A proteção do governo Camilo às empresas Bernacom Ltda. e Bravha Serviços Ltda parece ser irremediável e beira o absurdo. Ao que tudo indica, ambas mantém vultuosos e milionários contratos com o Governo do Estado, todos sem licitação, maquiados por emergências que não existem ou mesmo por meio de contratação direta, contrariando as previsões contidas na Lei Federal nº 8.666/93 (Leide Licitações e Contratos Administrativos), fatos estes, inclusive, levantados junto ao Poder judiciário e já declarados como verdadeiros.
A INÉRCIA DO MINISTÉRIO PÚBLICO E O REGIME DO MEDO
Quando se trata de saúde pública, trata-se de vida e a vida corresponde ao direito mais sagrado do ser humano. A proteção à vida e à qualidade de vida é a razão da existência do Estado Democrático. Quando o Poder Público não respeita a vida, começa-se a ruir os pilares da democracia, nascedouro fértil às imposições totalitárias, à anarquia e a instauração do regime do medo. Contra esse papel manchado de sangue inocente, deveria o Ministério Público, como fiscal da fiel aplicação da lei, fortemente intervir na vergonha que se apresenta a saúde pública do Estado do Amapá. Contudo, o que leigamente se observa, é a total inércia ministerial quando o assunto é o Governo do Estado e quando o ator principal é o Governador Camilo Góes Capiberibe. Não é possível que o Ministério Público não consiga enxergar o estado de falência da saúde pública, assim como as irregularidades praticadas com o dinheiro público na gestão do atual Governador. Não é possível que o Ministério Público não enxergue todas as fraudes à licitação como as praticadas pela empresa Bernacom Ltda, inclusive com consentimento de secretários e aval do Governo do Estado, como alertado até pelo Superior Tribunal de Justiça.

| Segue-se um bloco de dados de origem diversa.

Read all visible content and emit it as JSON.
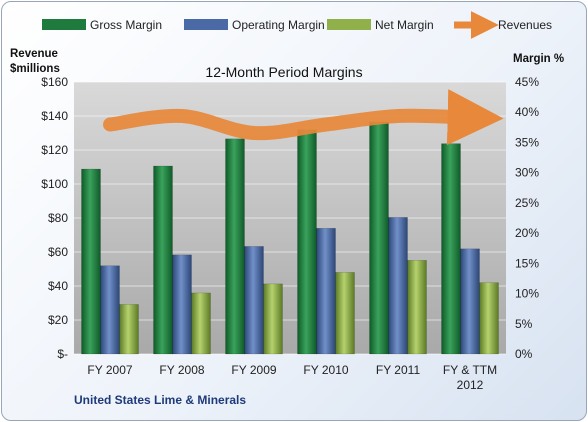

Quando falamos de inércia, falamos com respaldo em vastos documentos da CPI da Saúde instalada no âmbito da Assembleia Legislativa e que, até o momento, não se tem conhecimento ao menos da requisição, pelo Ministério Público, de referidos documentos para investigação. São inúmeras as denúncias protocoladas no próprio Ministério Público e que, até onde se sabe, não foram levadas à frente.
Todos os dias a sociedade amapaense é surpreendida por movimentos paredistas em um dos setores da Secretaria de Estado da Saúde. Para-se a FAB, grita-se em carros-som, tagarelam palavras de ordem, mas todos se esquecem que estão lidando com vida. Quando o Estado desvia recursos que seriam destinados ao subsídio da Saúde, matam-se pessoas. Quando o Estado participa, ativa ou passivamente, de fraudes em processos de licitação na Secretaria de Estado da Saúde, tentando direcioná-la, matam-se pessoas. Quando o Estado deixa de pagar as terceirizadas impondo rituais burocráticos com o intuito de falir empresas, estas deixam a desejar na prestação de serviços e pessoas morrem de infecção hospitalar, por falta de medicamentos ou mesmo sem atendimento adequado. Tudo, enfim, converge ao nebuloso caminho da morte previamente anunciada já na entrada dos hospitais públicos sucateados. Morte de pessoas inocentes que não escolheram estar ali, mas, que pelo destino e por condições econômicas, não puderam escolher outro lugar para viver ou morrer. Este é o diagnóstico do caos da Saúde Pública do Estado do Amapá.